Local Autonomy; Local Culture for United Ways

Local Autonomy; Local Culture for United Ways

Last month the Star Tribune published an article about the retirement of Greater Twin Cities United Way (GTCUW) Executive Director, Sarah Caruso, after 9 years of service.  The article also discussed changes in the giving environment and adjustments GTCUW was making to address certain issues.  I took some calls from friends and donors that were concerned about what that meant for United Way of Steele County. My answer: absolutely nothing. 

United Ways are completely autonomous from each other in the ways they do their local business.  We fundraise differently from one another, we create and administer new programs differently, and the nature of our relationships with partner nonprofits are completely different.  Each United Way is expected to respond to and be accountable for local conditions -  addressing local need,  organizational governance, and the fundraising climate.  

If you look to other United Ways in our state – Mankato, Rochester, Faribault, Austin – they all operate differently in how they fight for the Income, Education, and Health in their own communities.  Some United Ways fund only Partner Agency programs with their locally raised resources and some fund only programs which address emerging community issues.  We do a hybrid of this – we fund our local Partner Agencies AND we build programs which address specific local needs.

If you read the article you learned that Greater Twin Cities United Way is assessing their fundraising model and planning to make changes.  GTCUW is a huge organization.  They have over 100 staff members and their annual budget is over $77 million.  The way they tackle the need in the 9 counties they serve is complex and fluid. The fundraising changes outlined in the article demonstrate what GTCUW is doing to meet their local conditions.  They have additional challenges based on their own governance and fundraising model – we have a different model and therefore a different outcome.  Our conditions are different. 

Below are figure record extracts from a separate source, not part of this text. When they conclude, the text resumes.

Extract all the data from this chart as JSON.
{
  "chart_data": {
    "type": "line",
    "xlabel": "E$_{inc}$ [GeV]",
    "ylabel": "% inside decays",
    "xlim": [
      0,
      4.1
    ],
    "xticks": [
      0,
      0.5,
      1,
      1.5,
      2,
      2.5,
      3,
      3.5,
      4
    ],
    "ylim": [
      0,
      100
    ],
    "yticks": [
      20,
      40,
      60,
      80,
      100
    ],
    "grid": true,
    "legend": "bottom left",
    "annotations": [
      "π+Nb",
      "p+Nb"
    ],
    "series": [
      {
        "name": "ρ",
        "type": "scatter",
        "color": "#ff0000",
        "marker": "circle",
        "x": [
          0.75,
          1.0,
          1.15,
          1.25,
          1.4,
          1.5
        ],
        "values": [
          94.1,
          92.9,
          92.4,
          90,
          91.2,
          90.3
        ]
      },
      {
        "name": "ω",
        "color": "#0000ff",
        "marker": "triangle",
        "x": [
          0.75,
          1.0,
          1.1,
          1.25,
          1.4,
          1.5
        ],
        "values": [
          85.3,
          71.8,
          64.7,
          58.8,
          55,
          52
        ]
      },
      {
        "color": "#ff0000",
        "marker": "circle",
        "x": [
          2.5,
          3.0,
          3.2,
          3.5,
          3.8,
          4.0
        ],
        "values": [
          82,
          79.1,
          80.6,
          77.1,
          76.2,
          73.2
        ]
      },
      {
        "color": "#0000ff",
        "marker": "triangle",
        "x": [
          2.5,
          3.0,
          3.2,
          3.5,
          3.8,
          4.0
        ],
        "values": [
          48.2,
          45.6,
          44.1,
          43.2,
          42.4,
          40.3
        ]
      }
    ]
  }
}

For example: one of our newest and most popular programs is the Preschool Transportation program. Through our annual needs assessment process, we discovered that transportation to preschool was a multi-faceted problem in our area affecting not only families experiencing poverty but working women and men, and businesses.  Our area preschools hours operate at times which conflict with most business work hours.  Many low-income families have only one car, if that.  So, if someone needs the car to get to  work, transportation for the rest of the family can be troublesome.  With this program families pay $1 per ride for trips to preschool.  Those who meet income requirements receive a “ridership” through United Way of Steele County.  Last year UWSC paid for over 3000 rides so that all children have access to the educational benefit of Preschool. 

In Steele County, this is one of the ways United Way addresses local conditions.   We uncovered the problem with community partners like Southern Minnesota Initiative Foundation, and Owatonna Schools.  SMART Transit wrote the State grant and runs the program.  UWSC funds the inclusion –fostering “riderships”.  For new programs addressing emerging needs, this type of public/private partnership and collaboration is vital.  It provides a warranty to success by spreading the work and the risk out among committed partners.

Regarding fundraising, United Way of Steele County constantly assesses the local fundraising process.  Ours is working.   Our business and individual support is strong. We have grown our annual campaign 3 years in a row allowing us to increase the giving to local Partner Agencies 24% since 2014.  That being said, we are always looking for ways to broaden our reach.  We wholeheartedly believe that United Way is like a public utility which should be supported by everyone at the level that makes sense for them.  We are building additional processes to reach more donors and supporters.  Steele County residents are generous and give for the right reasons - because we have neighbors in need; because we’ll be there for you when you need it.